The debate seems a bit similar to the discussion whether the new kernel should be 2.6 or 3.0 . Personally, bumping major version numbers too regularly reminds me of commercial software that has to go from 1.0 to 10.0 in a few years just to keep customers upgrading (and buying). Sarge has some important changes over Woody, but I don't think they're big enough to warrant going to 4.0; maybe Etch (the successor to Sarge) might, with the introduction of SELinux, X.org, etc. .
> ubuntu is focused on desktops, for which bleeding edge is OK
Only Debian could call six months of feature freeze from Debian's unstable repository to be "bleeding edge". It's the same release cycle as fedora, except nothing ever gets upgraded but for security patches. Firefox is still at 1.02 even though every security patch has been backported (which makes it exactly 1.04) because of the phobia of changing version numbers lest something break.

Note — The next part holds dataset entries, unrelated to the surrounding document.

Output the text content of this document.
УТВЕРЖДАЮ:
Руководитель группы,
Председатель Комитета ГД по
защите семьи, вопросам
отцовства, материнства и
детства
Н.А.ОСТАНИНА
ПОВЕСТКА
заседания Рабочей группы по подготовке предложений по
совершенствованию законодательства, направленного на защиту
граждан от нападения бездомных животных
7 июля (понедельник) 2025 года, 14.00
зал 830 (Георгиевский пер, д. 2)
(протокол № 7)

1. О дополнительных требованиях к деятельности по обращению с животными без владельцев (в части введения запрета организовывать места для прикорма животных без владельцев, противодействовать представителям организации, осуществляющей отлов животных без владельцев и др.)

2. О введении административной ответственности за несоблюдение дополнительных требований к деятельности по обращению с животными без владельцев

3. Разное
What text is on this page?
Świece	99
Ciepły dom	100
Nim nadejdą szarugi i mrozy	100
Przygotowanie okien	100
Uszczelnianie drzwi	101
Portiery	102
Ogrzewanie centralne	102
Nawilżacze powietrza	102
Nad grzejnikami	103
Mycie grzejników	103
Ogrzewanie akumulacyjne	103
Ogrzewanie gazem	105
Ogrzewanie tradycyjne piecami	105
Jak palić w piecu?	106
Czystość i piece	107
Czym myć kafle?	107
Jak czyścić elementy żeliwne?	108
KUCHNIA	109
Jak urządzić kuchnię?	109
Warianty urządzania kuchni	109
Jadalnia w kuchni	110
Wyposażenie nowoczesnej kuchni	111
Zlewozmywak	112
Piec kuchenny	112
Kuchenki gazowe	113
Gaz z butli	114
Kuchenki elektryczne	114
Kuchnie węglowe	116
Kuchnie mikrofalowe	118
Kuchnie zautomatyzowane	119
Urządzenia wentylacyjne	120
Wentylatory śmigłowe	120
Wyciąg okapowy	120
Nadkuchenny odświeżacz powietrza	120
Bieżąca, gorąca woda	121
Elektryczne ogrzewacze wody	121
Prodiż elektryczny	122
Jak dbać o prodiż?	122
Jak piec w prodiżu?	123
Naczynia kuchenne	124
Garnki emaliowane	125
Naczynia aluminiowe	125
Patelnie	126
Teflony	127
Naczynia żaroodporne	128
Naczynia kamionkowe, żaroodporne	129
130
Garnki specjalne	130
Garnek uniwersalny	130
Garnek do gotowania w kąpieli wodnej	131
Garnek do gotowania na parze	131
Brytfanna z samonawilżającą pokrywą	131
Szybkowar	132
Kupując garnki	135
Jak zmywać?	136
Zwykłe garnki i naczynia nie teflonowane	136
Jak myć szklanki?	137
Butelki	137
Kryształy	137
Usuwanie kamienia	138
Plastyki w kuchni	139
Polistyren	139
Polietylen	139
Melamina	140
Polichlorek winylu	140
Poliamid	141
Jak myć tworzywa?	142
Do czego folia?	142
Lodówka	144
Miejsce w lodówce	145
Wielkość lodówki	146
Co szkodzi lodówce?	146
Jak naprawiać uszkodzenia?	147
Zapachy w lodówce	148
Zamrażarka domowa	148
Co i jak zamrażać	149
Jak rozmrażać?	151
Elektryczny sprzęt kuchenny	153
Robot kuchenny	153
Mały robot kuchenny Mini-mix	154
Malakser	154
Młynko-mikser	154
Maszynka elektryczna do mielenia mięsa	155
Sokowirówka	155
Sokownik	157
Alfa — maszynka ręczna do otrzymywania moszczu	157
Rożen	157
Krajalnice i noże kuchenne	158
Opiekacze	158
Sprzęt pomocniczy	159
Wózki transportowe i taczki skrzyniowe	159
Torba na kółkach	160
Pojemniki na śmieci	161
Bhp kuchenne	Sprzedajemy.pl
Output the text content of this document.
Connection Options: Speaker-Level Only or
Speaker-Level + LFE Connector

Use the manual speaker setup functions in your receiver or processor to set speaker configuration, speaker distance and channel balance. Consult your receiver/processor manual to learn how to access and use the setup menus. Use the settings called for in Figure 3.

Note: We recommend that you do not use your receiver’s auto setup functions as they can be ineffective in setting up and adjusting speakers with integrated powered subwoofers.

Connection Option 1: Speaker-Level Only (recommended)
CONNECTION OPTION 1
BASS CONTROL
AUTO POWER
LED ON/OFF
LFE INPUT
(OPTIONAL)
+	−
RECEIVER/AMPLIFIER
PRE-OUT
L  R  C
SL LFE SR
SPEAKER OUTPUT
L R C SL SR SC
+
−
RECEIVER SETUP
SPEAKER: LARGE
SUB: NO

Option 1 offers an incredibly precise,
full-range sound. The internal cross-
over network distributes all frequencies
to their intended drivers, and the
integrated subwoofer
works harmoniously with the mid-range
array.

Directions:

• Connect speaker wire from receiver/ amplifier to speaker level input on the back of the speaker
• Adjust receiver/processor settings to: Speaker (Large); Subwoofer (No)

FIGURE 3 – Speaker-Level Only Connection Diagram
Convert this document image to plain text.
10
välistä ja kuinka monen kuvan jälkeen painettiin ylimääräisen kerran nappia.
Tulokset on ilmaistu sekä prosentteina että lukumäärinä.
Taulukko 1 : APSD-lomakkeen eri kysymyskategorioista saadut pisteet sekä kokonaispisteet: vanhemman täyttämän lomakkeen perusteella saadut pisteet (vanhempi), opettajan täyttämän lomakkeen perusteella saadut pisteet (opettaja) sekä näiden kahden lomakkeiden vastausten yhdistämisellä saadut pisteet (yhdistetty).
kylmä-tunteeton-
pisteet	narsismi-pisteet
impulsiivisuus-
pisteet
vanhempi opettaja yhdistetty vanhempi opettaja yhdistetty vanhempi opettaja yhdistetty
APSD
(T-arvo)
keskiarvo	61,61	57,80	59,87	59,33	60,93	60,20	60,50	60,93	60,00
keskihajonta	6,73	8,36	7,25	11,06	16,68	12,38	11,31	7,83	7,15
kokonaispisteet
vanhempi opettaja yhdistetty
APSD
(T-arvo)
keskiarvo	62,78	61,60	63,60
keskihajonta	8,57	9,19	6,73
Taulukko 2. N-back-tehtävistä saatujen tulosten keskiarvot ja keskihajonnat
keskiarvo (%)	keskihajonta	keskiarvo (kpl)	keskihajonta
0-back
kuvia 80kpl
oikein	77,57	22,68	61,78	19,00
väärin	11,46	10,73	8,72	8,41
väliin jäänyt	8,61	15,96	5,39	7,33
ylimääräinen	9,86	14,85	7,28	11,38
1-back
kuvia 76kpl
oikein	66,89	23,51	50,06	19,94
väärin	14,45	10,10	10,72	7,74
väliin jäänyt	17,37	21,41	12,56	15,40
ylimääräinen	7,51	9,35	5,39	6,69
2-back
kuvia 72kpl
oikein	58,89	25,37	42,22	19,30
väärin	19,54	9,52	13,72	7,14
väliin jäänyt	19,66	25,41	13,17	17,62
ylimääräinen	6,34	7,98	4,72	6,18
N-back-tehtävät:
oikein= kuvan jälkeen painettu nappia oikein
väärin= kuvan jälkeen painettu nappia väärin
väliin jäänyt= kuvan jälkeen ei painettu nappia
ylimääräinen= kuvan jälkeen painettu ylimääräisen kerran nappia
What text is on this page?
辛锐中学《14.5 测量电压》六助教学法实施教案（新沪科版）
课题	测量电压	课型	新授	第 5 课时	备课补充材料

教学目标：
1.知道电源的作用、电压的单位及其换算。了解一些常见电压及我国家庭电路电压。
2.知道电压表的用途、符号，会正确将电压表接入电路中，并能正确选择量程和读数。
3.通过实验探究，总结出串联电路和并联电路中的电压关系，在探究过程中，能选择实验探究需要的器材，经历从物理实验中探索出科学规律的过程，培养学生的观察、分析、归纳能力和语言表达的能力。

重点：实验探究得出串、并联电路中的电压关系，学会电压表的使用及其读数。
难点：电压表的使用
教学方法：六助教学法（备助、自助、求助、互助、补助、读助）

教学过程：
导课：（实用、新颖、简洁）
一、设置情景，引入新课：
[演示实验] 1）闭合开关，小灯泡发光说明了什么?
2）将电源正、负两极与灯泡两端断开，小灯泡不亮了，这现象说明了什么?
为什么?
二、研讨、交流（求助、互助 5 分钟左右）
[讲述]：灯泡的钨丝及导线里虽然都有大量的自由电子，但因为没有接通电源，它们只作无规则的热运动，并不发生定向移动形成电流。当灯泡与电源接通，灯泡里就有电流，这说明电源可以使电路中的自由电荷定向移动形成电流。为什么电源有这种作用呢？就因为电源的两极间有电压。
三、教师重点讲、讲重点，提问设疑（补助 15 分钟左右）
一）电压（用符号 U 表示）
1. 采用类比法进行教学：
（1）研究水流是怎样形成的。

Now on the pro- side: I was going to switch to Fedora myself, but these folks can't even be bothered to support my very common network hardware in their installer or port the ATI drivers to the current and only kernel version they support. Debian might move as slow as the tides, but they do lift all ships.
I am no longer wasting my time with slashdot
For those of you that are curious, the actual email that Andi Barth sent out is here.
You do realize that ubuntu freezes debian unstable every 6 months, works the bugs out, then releases it right? Its just like debain unstable, but stable and more of a 'it just works' type philosophy. Amazing hardware detection upon install thats for sure.
It's easier to fight for one's principles than to live up to them.
There is also the problem that even Debian Sid doesn't get updated once the freeze starts. In Sarge's case the initial "freeze" started late in 2003. So while some packages have been updated since then you end up still not having any version of Xorg in Sarge. Also there are no Gnome 2.10, or KDE 3.4 packages in unstable either since it has to be stablized in unstable so that it can go into testing for eventual release.